Finding duplicates with vector representations

With vector representations for all types of files, it now becomes easier to find duplicate data based on the difference in distance of respective dimensions. As previously stated, detection by comparing each vector may not be an efficient method as it can increase latency. Therefore, a more efficient method with lower latency is to use the nearest neighbors algorithm.

This algorithm takes vectors as inputs and computes the Euclidean distance or cosine distance between the respective dimensions of all the possible vectors. The files with the shortest distance between their respective vector dimensions are likely duplicates.

Finding Euclidean distance may take longer (O(n^2) latency computation), but the optimized Sci-Kit Learn implementation with the integration of KDTrees reduces the computational time (brings down latency by O(n(k+log(n))). Note: k is the dimension of the input vector.

Please note that different processing pipelines must be used when converting images, texts, PDFs, and audio files into vectors. This is to ensure that the scale of these vectors is the same. Since the nearest neighbour’s algorithm is a distance-based algorithm, we may not get correct results if the vectors are in different scales. For instance, one vector’s values can vary from 0 to 1 while another vector’s values can vary from 100-200. In this case, irrespective of the distance, the second vector will take precedence.

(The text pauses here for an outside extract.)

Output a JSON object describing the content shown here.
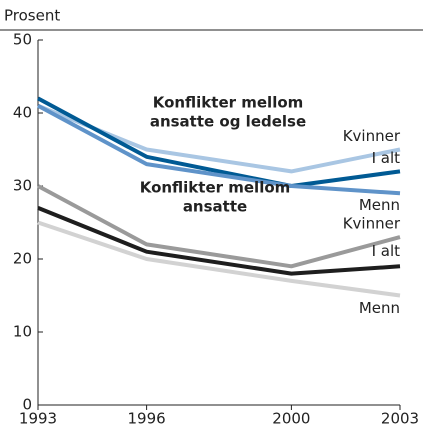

The nearest neighbour algorithm also tells us how similar the files are (lesser the distance between dimensions, more similar the files are). Each file vector has to be scaled within a standard range to have a uniform distance measure. This can be done by using a pre-processing technique such as StandardScaler from Sci-kit Learn. After the pre-processing, the nearest neighbour algorithm can be applied to get the nearest vector for each file. Since the Euclidean distances are calculated along with the nearest neighbour vectors, a distance threshold can be applied to filter out less probable duplicate data.

Conclusion

Data duplication in any system will impact its performance and demand unnecessary infrastructure requirements. Duplicate record detection based on file characteristics is not a recommended method as it might require an examination of the content for accurate results. Vector-based search is a more efficient technique for duplicate record detection. Successful implementation of this methodology can help identify the most and least probable duplicate files in unstructured data storage systems.